Surely no fiord farms - Southland Times June 29

Lately there's been a great deal of breathless talk about aquaculture from our Southland business leaders and politicians, many of whom have just returned from visiting the fiords of Norway where fish are cage-farmed.

We read (June 27) that the Norwegians see the fiords as "an extension of the land" and suitable for farming. I wonder if our businessmen and political
leaders are looking at our own fiords with the same eye to farming them.

Fiordland is a national park and got that way because New Zealanders wanted the mountains and fiords protected from exploitation such as mining
and farming. Do the "tweaks to government legislation" that National's Sarah Dowie talks about, mean they intend to erode Fiordland's protection in order to farm the fiords?

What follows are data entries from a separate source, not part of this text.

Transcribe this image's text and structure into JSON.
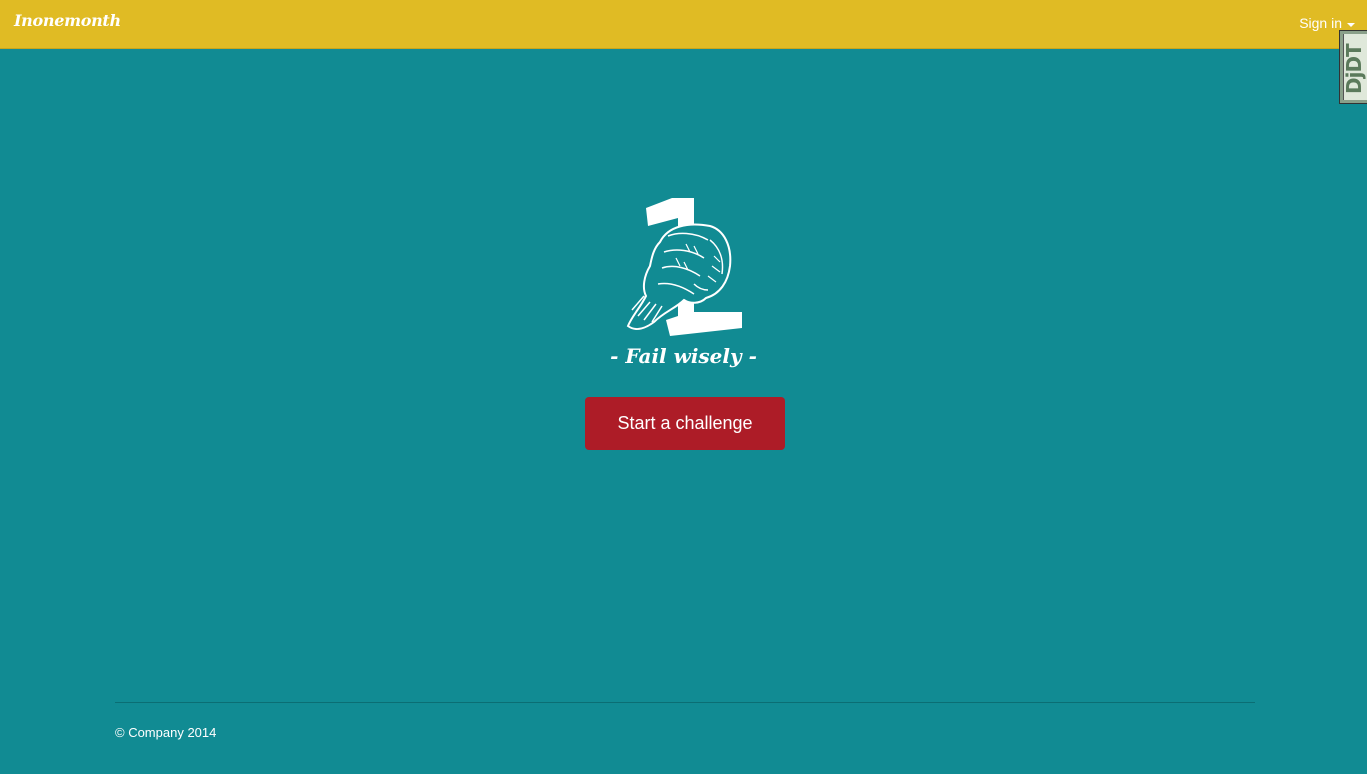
{
  "navbar": {
    "brand": "Inonemonth",
    "signin_label": "Sign in"
  },
  "debug_toolbar": {
    "label": "DjDT"
  },
  "hero": {
    "logo_icon": "fist-number-one-icon",
    "tagline": "- Fail wisely -",
    "cta_label": "Start a challenge"
  },
  "footer": {
    "copyright": "© Company 2014"
  },
  "colors": {
    "navbar": "#e0bb24",
    "background": "#118b93",
    "button": "#ad1c27"
  }
}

The fiords are pristine, unique and sensitive marine environments; surely there are no plans afoot to turn them into farms.

Robert Guyton


Armchair Critic said...

Yeah farms in the fjords seems like a really bad idea.

corokia green said...

This government appears quite happy change the rules regarding National Parks if they think there is buck in it.'pressured'-over-chopper-landings

Philip Todd said...

There is nothing that isn't for sale under this government.
Its interesting that they come back from these trips all enthused about things but forget to report the facts such as Norway is on the doorstep of Europe when we are remote from any markets so really a different kettle of fish.
The answer to NZ's economy was laid out in tonights Country Calendar. Its not about obsessing about production, its about thinking about quality. Niche marketing. The wine industry is doing it pretty well by creating individual wines and the same should be happening with cheese and local produced meats. The Fonterra model is only serving their overpaid staff and few would know the names of the cheeses they produce. We need to see Orepuki Blue Cheese competing with Hokonui Cheddar and Morton Mains Mozzarella. Think about the Bluff oyster and how its cemented itself into the peoples minds and they pay over $2 per oyster. We need to get past the cheaper is best thinking driven by supermarkets that happily push produce from and country that will sell it cheap enough

robertguyton said...

Why, Philip, are you not sitting where Tom Campbell has positioned himself? Your idea sound, to borrow a word from the Fiordland issue.

Philip Todd said...

Why? Because every-time you talk about something from the left field to many people in the south get precious and take it personally.
We are at the mercy of Trip Advisor and while we dont agree with all the comments posted we have leanrt to accept them as someones opinions. Invercargill has a very closed group that circles the wagons any time someone comes along with thinking that doesnt suit what they think. Thats why I admire you for sticking by what you believe in when it is often at odds with the status quo.
I have written to the Regional Growth group saying forget the big and new and think first about how to do what we do right now better and smarter. Not sure they got it but did get brief reply.
Have been critical of the " Friendly" brand the ICC has spent thousands on as its about as bad as the City of Water and Light. Means nothing. We need to aspire to something that grabs peoples attention and the Transport Museum has started something that could be expanded. Tourists want to talk, touch and understand who we are and where we have come from. Our heritage. The first farmer that makes their milking shed a viewing place for people to come and see will be able to milk half the cows and make twice the money.
Lastly I would say have a look at the other things Tom is involved with and you can see the old boys network is not far from the surface and I dont see much happening. Hopefully I will be proved wrong.

robertguyton said...

I believe you are on the button, Philip. I've locked horns already and not surprisingly. Tom seemed not to be able to interpret my words at all - foreign language, it seemed. He was not alone in that. It's an interesting experience, explaining something in clear terms and being met by silence and bemused looks. Different world views have different languages.